Lego i due sacchi, non metto nemmeno le scarpe, scendo direttamente in ciabatte. Chiamo l'ascensore. E' in questo momento che la porta dei vicini si apre. Oddio, no, che vergogna! La signora Roversi esce con i tre figli.           
"Buongiorno, Signora Carraro!"        
Vorrei scomparire, dissolvermi nell'umido del sacchetto che ho tra le mani. Lei è così bella, così elegante... i bambini così ordinati...          
"Buongiorno" Rispondo a mezza voce. Prego che non prendano l'ascensore pure loro, mi sentirei in imbarazzo. Io non posso scendere cinque piani di scale con le ciabatte, il sacchetto dell'umido e quello delle bottiglie. Invece no, si fermano sul pianerottolo, davanti alla porta della cabina ascensore, e aspettano.           
"Aspetti, l'aiuto!" Mi dice la Roversi, con voce gentile, aprendomi la porta. "Prego, entri prima lei!"
"Grazie". La prossima volta mi laverò e mi vestirò, prima di mettere il naso fuori di casa.

domenica 18 novembre 2012

VOLEVO SOLO ESSERE FELICE

Ho terminato la stesura del mio ultimo romanzo.
Non è ancora pronto nella versione definitiva, ma voglio lasciarvi in anteprima la presentazione.

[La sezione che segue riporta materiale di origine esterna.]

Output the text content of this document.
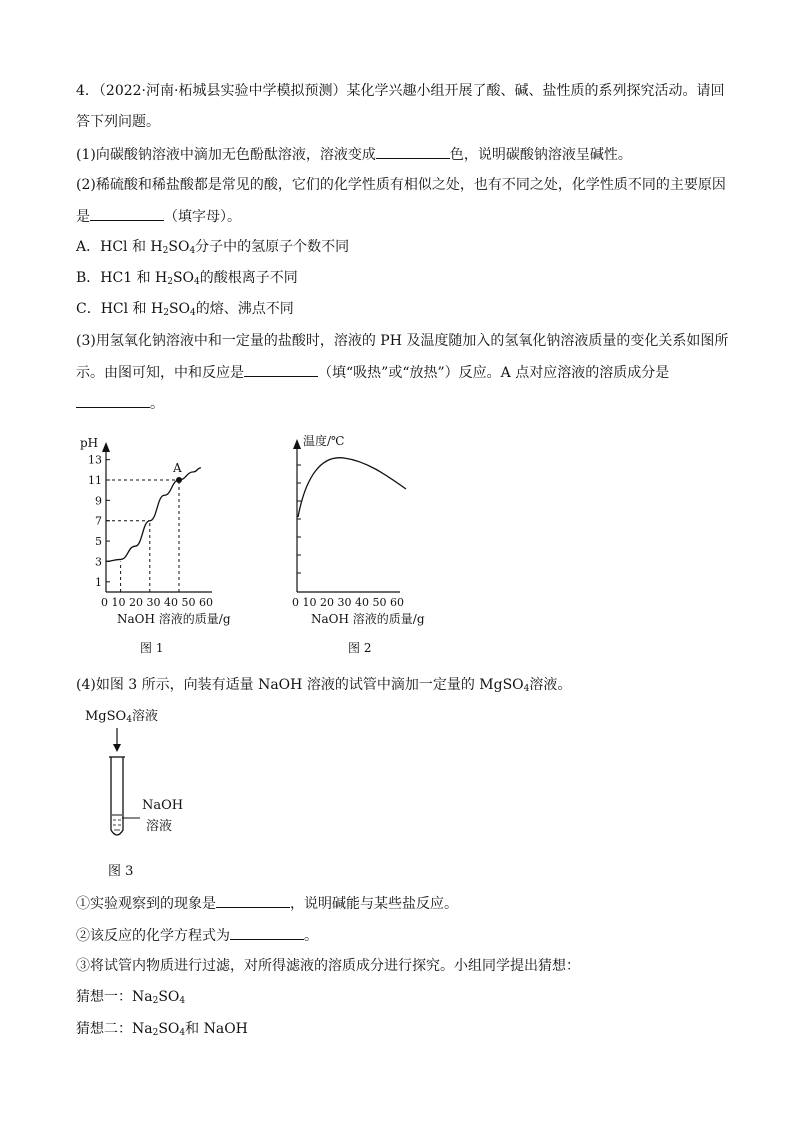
4．（2022·河南·柘城县实验中学模拟预测）某化学兴趣小组开展了酸、碱、盐性质的系列探究活动。请回
答下列问题。
(1)向碳酸钠溶液中滴加无色酚酞溶液，溶液变成	色，说明碳酸钠溶液呈碱性。
(2)稀硫酸和稀盐酸都是常见的酸，它们的化学性质有相似之处，也有不同之处，化学性质不同的主要原因
是	（填字母）。
A．HCl 和 $H_2SO_4$分子中的氢原子个数不同
B．HC1 和 $H_2SO_4$的酸根离子不同
C．HCl 和 $H_2SO_4$的熔、沸点不同
(3)用氢氧化钠溶液中和一定量的盐酸时，溶液的 PH 及温度随加入的氢氧化钠溶液质量的变化关系如图所
示。由图可知，中和反应是	（填“吸热”或“放热”）反应。A 点对应溶液的溶质成分是
。
pH
13
11
9
7
5
3
1
0 10 20 30 40 50 60
NaOH 溶液的质量/g
图 1
A
温度/℃
0 10 20 30 40 50 60
NaOH 溶液的质量/g
图 2
(4)如图 3 所示，向装有适量 NaOH 溶液的试管中滴加一定量的 MgSO$_4$溶液。
MgSO$_4$溶液
NaOH
溶液
图 3
①实验观察到的现象是	，说明碱能与某些盐反应。
②该反应的化学方程式为	。
③将试管内物质进行过滤，对所得滤液的溶质成分进行探究。小组同学提出猜想：
猜想一：$Na_2SO_4$
猜想二：$Na_2SO_4$和 NaOH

VOLEVO SOLO ESSERE FELICE 
Presentazione 


E se una mattina ti svegliassi con la consapevolezza che la vita che hai vissuto finora non è quella che avresti voluto vivere? Se ti sfiorasse il pensiero di avere sprecato i tuoi anni migliori, le tue aspirazioni, le tue potenzialità?    
Senti che avresti meritato di più e che la colpa è stata anche un po' tua, perché non hai fatto nulla di quanto fosse nelle tue facoltà, per realizzare te stessa, perché ti sei semplicemente accontentata. Ma forse non è troppo tardi, forse puoi avere un'altra occasione.
           
E' quello che succede a Sandra, la protagonista di questo romanzo drammatico e struggente.  
Un viaggio interiore alla scoperta di se stessa, che la porterà a ritrovare le proprie radici, a rivendicare la propria affermazione nel mondo.      
Sandra seguirà un percorso di trasformazione interiore che la porterà ad evolvere come persona, un passaggio da crisalide a farfalla.     
Ma un evento tragico interverrà nella sua vita, proprio nel momento in cui la trasformazione sembra realizzarsi in pieno. E il destino la porterà a cambiare di nuovo direzione.          
Sarà un cammino doloroso, alla scoperta della propria forza, con un finale a sorpresa.
Un romanzo profondo, ricco di emozioni e di forti sentimenti, che farà vibrare le corde del cuore ai lettori più sensibili.

L'autrice, Laura Veroni, è nata e vive a Varese ed è docente di lettere.